Trying to get a better grasp of the fundamentals -- can an optimizer be called on a tensor that's not part of an nn.Module?

Hi all –

I’m brand new to PyTorch, so please forgive my naivete. I’m trying to build my own version of the SnapChat gender-swapping filter. The approach I’ve settled on, in pseudo-code, is as follows:

#I already have two working models ready to be loaded as follows, both set to .eval() after loading.
gender_classifier = load(pretrained_gender_classifier_model)
face_embedder = load(pretrained_VGGFace2_model)

#The user submits a photo to be processed, and the "ground truth" of that photo is determined.
ground_truth_gender = gender_classifier(user_submitted_image)
ground_truth_embedding = face_embedder(user_submitted_image)

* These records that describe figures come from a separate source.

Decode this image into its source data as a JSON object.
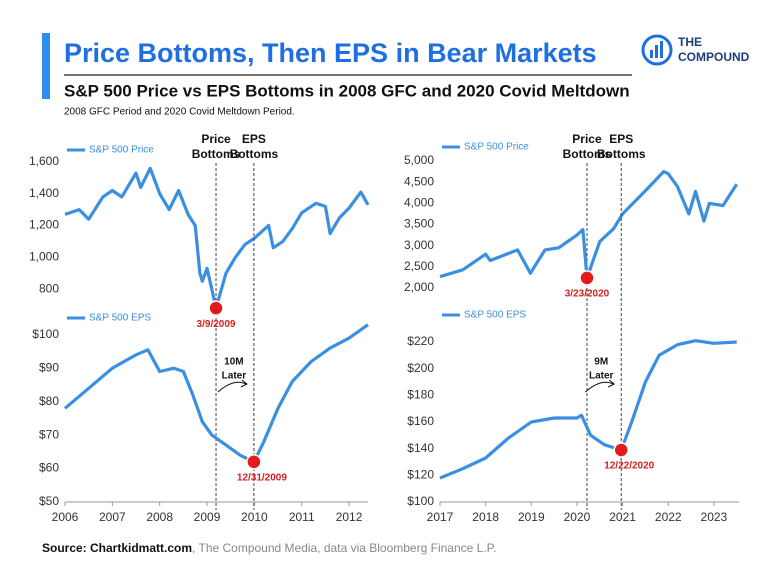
{
  "header": {
    "title": "Price Bottoms, Then EPS in Bear Markets",
    "subtitle": "S&P 500 Price vs EPS Bottoms in 2008 GFC and 2020 Covid Meltdown",
    "note": "2008 GFC Period and 2020 Covid Meltdown Period.",
    "logo": [
      "THE",
      "COMPOUND"
    ]
  },
  "source": {
    "bold": "Source: Chartkidmatt.com",
    "rest": ", The Compound Media, data via Bloomberg Finance L.P."
  },
  "chart_data": [
    {
      "type": "line",
      "x": [
        2006.0,
        2006.3,
        2006.5,
        2006.8,
        2007.0,
        2007.2,
        2007.5,
        2007.6,
        2007.8,
        2008.0,
        2008.2,
        2008.4,
        2008.6,
        2008.75,
        2008.85,
        2008.9,
        2009.0,
        2009.1,
        2009.19,
        2009.4,
        2009.6,
        2009.8,
        2010.0,
        2010.3,
        2010.4,
        2010.6,
        2010.8,
        2011.0,
        2011.3,
        2011.5,
        2011.6,
        2011.8,
        2012.0,
        2012.25,
        2012.4
      ],
      "series": [
        {
          "name": "S&P 500 Price",
          "color": "#3b8fe0",
          "values": [
            1270,
            1300,
            1240,
            1380,
            1420,
            1380,
            1530,
            1440,
            1560,
            1400,
            1300,
            1420,
            1270,
            1200,
            900,
            850,
            930,
            800,
            680,
            900,
            1000,
            1080,
            1120,
            1200,
            1060,
            1100,
            1180,
            1280,
            1340,
            1320,
            1150,
            1250,
            1310,
            1410,
            1330
          ]
        }
      ],
      "xlim": [
        2006,
        2012.4
      ],
      "ylim": [
        700,
        1675
      ],
      "yticks": [
        800,
        {
          "value": 1000,
          "label": "1,000"
        },
        {
          "value": 1200,
          "label": "1,200"
        },
        {
          "value": 1400,
          "label": "1,400"
        },
        {
          "value": 1600,
          "label": "1,600"
        }
      ],
      "marker": {
        "x": 2009.19,
        "y": 680,
        "label": "3/9/2009",
        "title": [
          "Price",
          "Bottoms"
        ]
      }
    },
    {
      "type": "line",
      "x": [
        2006.0,
        2006.5,
        2007.0,
        2007.5,
        2007.75,
        2008.0,
        2008.3,
        2008.5,
        2008.7,
        2008.9,
        2009.1,
        2009.4,
        2009.7,
        2009.99,
        2010.2,
        2010.5,
        2010.8,
        2011.2,
        2011.6,
        2012.0,
        2012.4
      ],
      "series": [
        {
          "name": "S&P 500 EPS",
          "color": "#3b8fe0",
          "values": [
            78,
            84,
            90,
            94,
            95.5,
            89,
            90,
            89,
            82,
            74,
            70,
            67,
            64,
            62,
            68,
            78,
            86,
            92,
            96,
            99,
            103
          ]
        }
      ],
      "xlim": [
        2006,
        2012.4
      ],
      "ylim": [
        50,
        105
      ],
      "xticks": [
        2006,
        2007,
        2008,
        2009,
        2010,
        2011,
        2012
      ],
      "yticks": [
        {
          "value": 50,
          "label": "$50"
        },
        {
          "value": 60,
          "label": "$60"
        },
        {
          "value": 70,
          "label": "$70"
        },
        {
          "value": 80,
          "label": "$80"
        },
        {
          "value": 90,
          "label": "$90"
        },
        {
          "value": 100,
          "label": "$100"
        }
      ],
      "marker": {
        "x": 2009.99,
        "y": 62,
        "label": "12/31/2009",
        "title": [
          "EPS",
          "Bottoms"
        ]
      },
      "note": [
        "10M",
        "Later"
      ]
    },
    {
      "type": "line",
      "x": [
        2017.0,
        2017.5,
        2018.0,
        2018.1,
        2018.7,
        2018.98,
        2019.3,
        2019.6,
        2020.0,
        2020.13,
        2020.22,
        2020.5,
        2020.8,
        2021.0,
        2021.5,
        2021.9,
        2022.0,
        2022.2,
        2022.45,
        2022.6,
        2022.78,
        2022.9,
        2023.2,
        2023.5
      ],
      "series": [
        {
          "name": "S&P 500 Price",
          "color": "#3b8fe0",
          "values": [
            2270,
            2430,
            2800,
            2650,
            2900,
            2350,
            2900,
            2950,
            3250,
            3380,
            2240,
            3100,
            3400,
            3750,
            4300,
            4750,
            4700,
            4400,
            3750,
            4280,
            3580,
            4000,
            3950,
            4450
          ]
        }
      ],
      "xlim": [
        2017,
        2023.55
      ],
      "ylim": [
        1600,
        5260
      ],
      "yticks": [
        {
          "value": 2000,
          "label": "2,000"
        },
        {
          "value": 2500,
          "label": "2,500"
        },
        {
          "value": 3000,
          "label": "3,000"
        },
        {
          "value": 3500,
          "label": "3,500"
        },
        {
          "value": 4000,
          "label": "4,000"
        },
        {
          "value": 4500,
          "label": "4,500"
        },
        {
          "value": 5000,
          "label": "5,000"
        }
      ],
      "marker": {
        "x": 2020.22,
        "y": 2240,
        "label": "3/23/2020",
        "title": [
          "Price",
          "Bottoms"
        ]
      }
    },
    {
      "type": "line",
      "x": [
        2017.0,
        2017.5,
        2018.0,
        2018.5,
        2019.0,
        2019.5,
        2020.0,
        2020.1,
        2020.3,
        2020.6,
        2020.97,
        2021.2,
        2021.5,
        2021.8,
        2022.2,
        2022.6,
        2023.0,
        2023.5
      ],
      "series": [
        {
          "name": "S&P 500 EPS",
          "color": "#3b8fe0",
          "values": [
            118,
            125,
            133,
            148,
            160,
            163,
            163,
            165,
            150,
            143,
            139,
            160,
            190,
            210,
            218,
            221,
            219,
            220
          ]
        }
      ],
      "xlim": [
        2017,
        2023.55
      ],
      "ylim": [
        100,
        238
      ],
      "xticks": [
        2017,
        2018,
        2019,
        2020,
        2021,
        2022,
        2023
      ],
      "yticks": [
        {
          "value": 100,
          "label": "$100"
        },
        {
          "value": 120,
          "label": "$120"
        },
        {
          "value": 140,
          "label": "$140"
        },
        {
          "value": 160,
          "label": "$160"
        },
        {
          "value": 180,
          "label": "$180"
        },
        {
          "value": 200,
          "label": "$200"
        },
        {
          "value": 220,
          "label": "$220"
        }
      ],
      "marker": {
        "x": 2020.97,
        "y": 139,
        "label": "12/22/2020",
        "title": [
          "EPS",
          "Bottoms"
        ]
      },
      "note": [
        "9M",
        "Later"
      ]
    }
  ]
}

#Initialize a random image to refine into the final product
candidate = tensor(white_noise_image, requires_grad = True)

optimizer = torch.optim.Adam([candidate], lr = lr)

#Training Loop
for i in num_iterations:

    #Determine the embedding and gender of the candidate
    candidate_gender = gender_classifier(candidate)
    candidate_embedding = face_embedder(candidate)

    #Determine how bad these values are compared to what I *want*, which is
    #a similar embedding, but opposite gender.
    gender_loss = binary_cross_entropy(candidate_gender, !ground_truth_gender)
    embedding_loss = mse_loss(candidate_embedding, ground_truth_embedding)
    loss = gender_loss * hyperparameter_weight + embedding_loss


I realize this is not a great implementation of what is effectively a form of neural style transfer, and I’ve tried reading through the official PyTorch tutorial on NST, but found that the approach used there is vastly different from what I’m attempting here.

My implementation throws no errors, but simply outputs the original white-noise candidate image unaltered, no matter how many iterations I run the optimizer. I’ve accepted that, whatever I’m doing, I must be doing it wrong, but I’m at a loss as to what I’m messing up.

If anyone could lend some insight into what makes the above schema not work, or what tenet of PyTorch architecture I’m violating, I would hugely appreciate it. I want to know what my mistake is so I can really understand why any alternate solution I find on the interwebz works better.

As it stands, I’m guessing it has something to do with not being able to use optimizers on tensors that aren’t parameters in a model? If that’s the case, should I try defining a third model that takes in the user image and returns the embedding and classification from its forward() method, with the candidate image initially defined in the init()?

I’ve spent a good number of hours on this without much progress, so thank you in advance to anyone who takes the time to respond.

Hi Kai!

In short, you need to call loss.backward() before calling

There is no need for a tensor to be part of a model in order to
optimize it.

You need:

  1. The tensor to have requires_grad = True, which you have.

  2. The tensor to be included as an optimizer parameter, which
    you have.

  3. To calculate the gradient of the loss function with respect to
    the tensor. This is done by the autograd system when you call
    loss.backward(), which you’re not doing.

  4. To use the gradient to perform the optimization by calling
    optimizer.step() (which you are doing, but the gradient
    isn’t there).


K. Frank

Thank you for your reply! I appreciate it. It turns out I just forgot to include loss.backward() in the above post, but it is present in my actual code (which still does not update the parameter :confused:)

While at first this is frustrating, I think it may actually be helpful in the long run, because I’m able to narrow down the true source of the bug – it’s probably somewhere in the homebrew classifier that I’m importing. I’ll have to take a more indepth look at that code and see if I can’t track down what I’m doing wrong there.

Your response clarified a lot about the overall hierarchy/structure of PyTorch for me, so again, thank you. I’m excited to keep learning and experimenting with the framework, it seems so powerful and has so many possibilities.

One additional question – if I import a model I’ve pretrained using load_state_dict, and then use that model as a part of the calculation of the cost, the parameters of the model won’t be trained, because they aren’t being passed to the optimizer, right? If I understand correctly, an optimizer can only modify the parameters directly passed to it?


I was able to track down my bug! It turns out that I tried to set the input tensor’s requires_grad = True, but managed to do it in a way that didn’t actually set requires_grad =True. Essentially, I created a tensor with requires_grad = True, then passed that through a nn.transform module, and only then assigned it my candidate variable. It looked something like this:

candidate = transform.ToPILImage()(torch.rand(C, W, H, requires_grad = True))

Which to me as a beginner seemed fine, but resulted in candidate not actually having requires_grad be True.

Just thought I’d post this in case some other poor soul falls into the same trap I did and manages to serendipitously happen across this exact forum post.